When DNAs were digested with HindIII and hybridized with probe B (see Fig. 2), a transgene-specific fragment of 7.9 kb was detected in all transformants (representative data for single-copy transformants shown in Figs 4 and 6
). This probe also detects fragments from the endogenous IgH loci of 9921 and A20 so that comparative densitometry measurements of the transgene fragment and the endogenous fragments provided information regarding copy number (data not shown). Additional information was obtained from Southern blot analyses involving HindIII-digested genomic DNA and probe A. Note that with this probe and enzyme, each transformant should have a novel HindIII fragment due to random integration into the genome (see Fig. 2
). Transformants carrying multiple copies of the transgene at several independent sites were identified by virtue of the fact that Southern analyses of their DNA revealed multiple transgene-derived fragments (data not shown).
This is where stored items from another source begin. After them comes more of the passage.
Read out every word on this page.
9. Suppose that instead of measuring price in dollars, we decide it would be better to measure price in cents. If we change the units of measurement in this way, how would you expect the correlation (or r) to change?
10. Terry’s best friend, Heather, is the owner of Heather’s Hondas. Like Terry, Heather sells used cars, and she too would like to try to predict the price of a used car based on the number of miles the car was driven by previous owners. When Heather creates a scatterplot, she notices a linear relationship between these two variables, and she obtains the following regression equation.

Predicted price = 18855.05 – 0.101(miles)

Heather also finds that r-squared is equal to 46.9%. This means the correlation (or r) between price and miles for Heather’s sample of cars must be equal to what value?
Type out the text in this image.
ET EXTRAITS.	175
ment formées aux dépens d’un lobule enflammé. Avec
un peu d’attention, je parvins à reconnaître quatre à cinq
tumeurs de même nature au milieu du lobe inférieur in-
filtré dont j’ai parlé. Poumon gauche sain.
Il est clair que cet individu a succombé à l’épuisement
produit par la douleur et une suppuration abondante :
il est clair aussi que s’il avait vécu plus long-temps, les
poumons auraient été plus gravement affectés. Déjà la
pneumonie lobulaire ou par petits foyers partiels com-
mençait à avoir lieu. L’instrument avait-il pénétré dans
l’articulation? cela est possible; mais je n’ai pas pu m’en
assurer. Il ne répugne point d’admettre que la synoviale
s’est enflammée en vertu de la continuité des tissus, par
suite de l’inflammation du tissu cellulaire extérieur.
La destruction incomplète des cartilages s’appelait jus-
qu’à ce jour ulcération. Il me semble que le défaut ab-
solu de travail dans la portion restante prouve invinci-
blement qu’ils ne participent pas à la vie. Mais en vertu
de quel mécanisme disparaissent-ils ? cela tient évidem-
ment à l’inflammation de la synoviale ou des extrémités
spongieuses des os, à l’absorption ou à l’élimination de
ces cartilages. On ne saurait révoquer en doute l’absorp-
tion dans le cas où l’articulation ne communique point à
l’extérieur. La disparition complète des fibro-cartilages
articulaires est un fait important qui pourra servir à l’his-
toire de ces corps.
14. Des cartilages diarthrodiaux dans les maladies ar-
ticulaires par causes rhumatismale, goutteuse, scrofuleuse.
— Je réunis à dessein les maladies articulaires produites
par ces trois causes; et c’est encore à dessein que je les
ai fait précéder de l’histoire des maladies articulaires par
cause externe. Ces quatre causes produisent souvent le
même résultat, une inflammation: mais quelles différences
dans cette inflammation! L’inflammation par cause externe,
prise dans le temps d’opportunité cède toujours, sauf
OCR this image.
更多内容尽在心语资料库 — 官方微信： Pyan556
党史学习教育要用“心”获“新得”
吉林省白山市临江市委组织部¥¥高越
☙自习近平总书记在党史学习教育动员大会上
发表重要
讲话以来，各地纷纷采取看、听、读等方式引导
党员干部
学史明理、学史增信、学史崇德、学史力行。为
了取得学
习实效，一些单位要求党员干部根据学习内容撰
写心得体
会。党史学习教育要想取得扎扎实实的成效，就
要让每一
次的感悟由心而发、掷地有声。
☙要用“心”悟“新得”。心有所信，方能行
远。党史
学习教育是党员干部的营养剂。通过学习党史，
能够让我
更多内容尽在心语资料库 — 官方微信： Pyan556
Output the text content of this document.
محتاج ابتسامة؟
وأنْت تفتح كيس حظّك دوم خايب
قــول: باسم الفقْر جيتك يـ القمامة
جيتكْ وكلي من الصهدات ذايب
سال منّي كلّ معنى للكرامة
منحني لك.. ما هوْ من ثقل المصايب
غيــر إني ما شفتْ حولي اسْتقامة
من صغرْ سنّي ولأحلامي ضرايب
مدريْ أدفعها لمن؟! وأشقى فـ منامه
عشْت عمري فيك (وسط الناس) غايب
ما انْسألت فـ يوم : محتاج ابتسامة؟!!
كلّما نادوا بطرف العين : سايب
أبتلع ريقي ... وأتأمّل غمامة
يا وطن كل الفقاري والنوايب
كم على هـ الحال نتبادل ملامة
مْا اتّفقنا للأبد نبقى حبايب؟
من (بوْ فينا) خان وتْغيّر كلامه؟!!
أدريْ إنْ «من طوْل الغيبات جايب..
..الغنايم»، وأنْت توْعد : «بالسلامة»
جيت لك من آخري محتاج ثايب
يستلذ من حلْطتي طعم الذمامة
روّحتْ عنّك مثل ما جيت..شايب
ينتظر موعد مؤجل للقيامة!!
As with probe B, probe A also detects HindIII fragments derived from the endogenous IgH loci of 9921 and A20. Probe A is derived from JH region sequences and, in 9921, detects only the productively-rearranged IgH chromosome (23). In A20, probe A detects a fragment from each of the allelic IgH chromosomes. Using this information, along with densitometry measurements of the autoradiographs from Southern blots with both probes A and B, therefore, we were able to assign copy numbers for the transformants.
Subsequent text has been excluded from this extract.